And he showed us your test. You wrote what is this shit and scribbled on it? Nice 3%..
flashcards smell like vodka and my textbook is in the toilet. ready for the final
I hope no one judges me for becoming a facebook fan of "Adderall" at 5:49 AM...
You were directing traffic around her for 30min after she passed out in the middle of the road.
You really are best friends.
I'm not sure...it could be the pasta I ate from her sink, the dominoes, or just the alcohol. Or a wicked combination of all 3.
He's a waiter, looks 15, and told me he loved me after only talking to me for 30 minutes. I told him I wanted a margarita. We got 3 free pitchers. I may have to make this our regular Wednesday night hangout.
we've been together for three years, and i still get excited when i know i'm going to give him a blow job. it's that kind of love
that ring i bought was worth the 6 bucks. wore it to the bar, told some girl i was recently divorced and wasnt ready to take it off. just got laid. THRICE.
He was crying because he hiccuped every time he kissed me. We then crawled to the kitchen because neither of us could stand, and I spoon-fed him peanut butter "to cure his ailment."
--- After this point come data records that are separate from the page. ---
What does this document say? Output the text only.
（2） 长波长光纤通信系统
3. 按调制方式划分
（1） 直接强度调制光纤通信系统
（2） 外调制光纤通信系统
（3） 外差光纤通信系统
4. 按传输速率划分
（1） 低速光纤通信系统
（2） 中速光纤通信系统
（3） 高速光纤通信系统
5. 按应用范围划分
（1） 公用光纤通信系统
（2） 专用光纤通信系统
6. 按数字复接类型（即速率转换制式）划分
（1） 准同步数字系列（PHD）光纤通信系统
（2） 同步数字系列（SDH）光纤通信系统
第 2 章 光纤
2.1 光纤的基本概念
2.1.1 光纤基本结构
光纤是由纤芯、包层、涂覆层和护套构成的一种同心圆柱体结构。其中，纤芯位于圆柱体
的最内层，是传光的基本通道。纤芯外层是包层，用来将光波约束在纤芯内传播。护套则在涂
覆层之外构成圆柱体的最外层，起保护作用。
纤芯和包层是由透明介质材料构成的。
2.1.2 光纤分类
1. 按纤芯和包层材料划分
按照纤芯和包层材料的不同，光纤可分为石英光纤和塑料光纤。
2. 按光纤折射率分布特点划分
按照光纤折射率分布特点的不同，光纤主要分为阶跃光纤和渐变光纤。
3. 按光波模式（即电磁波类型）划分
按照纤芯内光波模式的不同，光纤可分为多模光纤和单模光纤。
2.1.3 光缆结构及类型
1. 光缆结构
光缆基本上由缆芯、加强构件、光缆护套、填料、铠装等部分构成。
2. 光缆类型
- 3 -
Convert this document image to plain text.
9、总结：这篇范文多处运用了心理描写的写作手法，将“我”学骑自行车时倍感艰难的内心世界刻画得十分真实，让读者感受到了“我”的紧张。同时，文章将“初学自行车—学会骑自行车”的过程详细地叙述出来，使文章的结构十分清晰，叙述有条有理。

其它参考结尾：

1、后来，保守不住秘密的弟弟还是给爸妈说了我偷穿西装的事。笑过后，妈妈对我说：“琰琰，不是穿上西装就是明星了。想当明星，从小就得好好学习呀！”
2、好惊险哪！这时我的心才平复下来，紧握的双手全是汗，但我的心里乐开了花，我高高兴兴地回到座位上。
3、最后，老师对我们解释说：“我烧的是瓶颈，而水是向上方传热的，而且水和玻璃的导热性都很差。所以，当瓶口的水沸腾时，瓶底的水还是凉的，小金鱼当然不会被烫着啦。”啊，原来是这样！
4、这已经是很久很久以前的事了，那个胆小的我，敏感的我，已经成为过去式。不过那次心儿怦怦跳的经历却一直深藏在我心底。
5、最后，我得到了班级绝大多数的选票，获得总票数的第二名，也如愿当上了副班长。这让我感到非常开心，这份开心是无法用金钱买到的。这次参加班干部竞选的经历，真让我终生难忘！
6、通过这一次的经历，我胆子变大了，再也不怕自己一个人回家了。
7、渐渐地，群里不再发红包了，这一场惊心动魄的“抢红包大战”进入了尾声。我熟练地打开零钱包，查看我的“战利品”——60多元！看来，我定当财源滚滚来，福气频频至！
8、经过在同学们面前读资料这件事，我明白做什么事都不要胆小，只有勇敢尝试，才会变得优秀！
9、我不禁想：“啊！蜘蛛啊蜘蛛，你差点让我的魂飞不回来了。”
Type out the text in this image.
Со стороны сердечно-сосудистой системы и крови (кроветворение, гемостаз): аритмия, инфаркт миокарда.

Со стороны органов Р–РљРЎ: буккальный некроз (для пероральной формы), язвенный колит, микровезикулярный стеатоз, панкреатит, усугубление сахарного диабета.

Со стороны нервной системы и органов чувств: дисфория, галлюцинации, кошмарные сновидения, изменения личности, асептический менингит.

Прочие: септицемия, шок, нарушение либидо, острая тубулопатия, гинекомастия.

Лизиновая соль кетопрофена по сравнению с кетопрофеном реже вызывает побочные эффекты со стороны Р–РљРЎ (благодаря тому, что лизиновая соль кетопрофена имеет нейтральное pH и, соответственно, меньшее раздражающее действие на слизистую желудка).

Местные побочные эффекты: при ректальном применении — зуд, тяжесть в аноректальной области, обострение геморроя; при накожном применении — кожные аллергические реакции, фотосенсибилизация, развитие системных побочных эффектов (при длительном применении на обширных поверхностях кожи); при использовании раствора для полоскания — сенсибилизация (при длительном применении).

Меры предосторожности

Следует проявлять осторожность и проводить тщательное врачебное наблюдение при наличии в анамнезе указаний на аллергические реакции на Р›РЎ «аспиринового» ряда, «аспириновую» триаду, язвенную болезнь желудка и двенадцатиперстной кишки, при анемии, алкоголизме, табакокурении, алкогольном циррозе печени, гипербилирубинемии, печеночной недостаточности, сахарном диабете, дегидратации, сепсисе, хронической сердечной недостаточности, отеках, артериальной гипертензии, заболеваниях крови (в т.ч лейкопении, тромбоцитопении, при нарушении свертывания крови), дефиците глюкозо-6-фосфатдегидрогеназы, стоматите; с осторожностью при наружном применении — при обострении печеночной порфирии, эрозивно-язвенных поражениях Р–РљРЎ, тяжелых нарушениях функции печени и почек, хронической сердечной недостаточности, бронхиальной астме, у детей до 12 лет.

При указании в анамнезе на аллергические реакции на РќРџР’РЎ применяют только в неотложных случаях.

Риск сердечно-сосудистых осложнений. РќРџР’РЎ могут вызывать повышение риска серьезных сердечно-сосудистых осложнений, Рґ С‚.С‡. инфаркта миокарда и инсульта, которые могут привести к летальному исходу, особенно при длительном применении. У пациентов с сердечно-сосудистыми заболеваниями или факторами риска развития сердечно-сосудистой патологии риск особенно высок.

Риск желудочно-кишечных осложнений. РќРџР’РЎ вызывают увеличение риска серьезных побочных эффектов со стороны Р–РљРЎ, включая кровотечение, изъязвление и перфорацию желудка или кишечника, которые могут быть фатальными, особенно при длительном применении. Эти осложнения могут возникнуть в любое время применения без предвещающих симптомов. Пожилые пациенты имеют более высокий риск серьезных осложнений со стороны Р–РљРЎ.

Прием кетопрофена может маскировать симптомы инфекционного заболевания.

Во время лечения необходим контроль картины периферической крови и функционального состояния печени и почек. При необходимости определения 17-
Told him I'd blow him in the bathroom. There was a giant window everyone was looking thru. He whipped it out n I burst out laughing n walked away. Even blackout drunk I set the bar high. You should be proud.
I just puked in my courtyard and dripped toothpaste in my chest hair. You better be getting laid or this drunk is wasted.
Yes. I am out of condoms. I kept filling them with glow paint and playing with them when I was on mushrooms, which resulted in me having unprotected sex last weekend
Her four year old daughter walked up to me grabbed my junk and said "this will be in mommy later." Wtf?
So pro tip. do not order drugs from india and then assume you know your tolerance level.
I'm on someone's yacht. I don't know who. But I'm on it. There's a guy passed out in a kilt holding bagpipes. Help.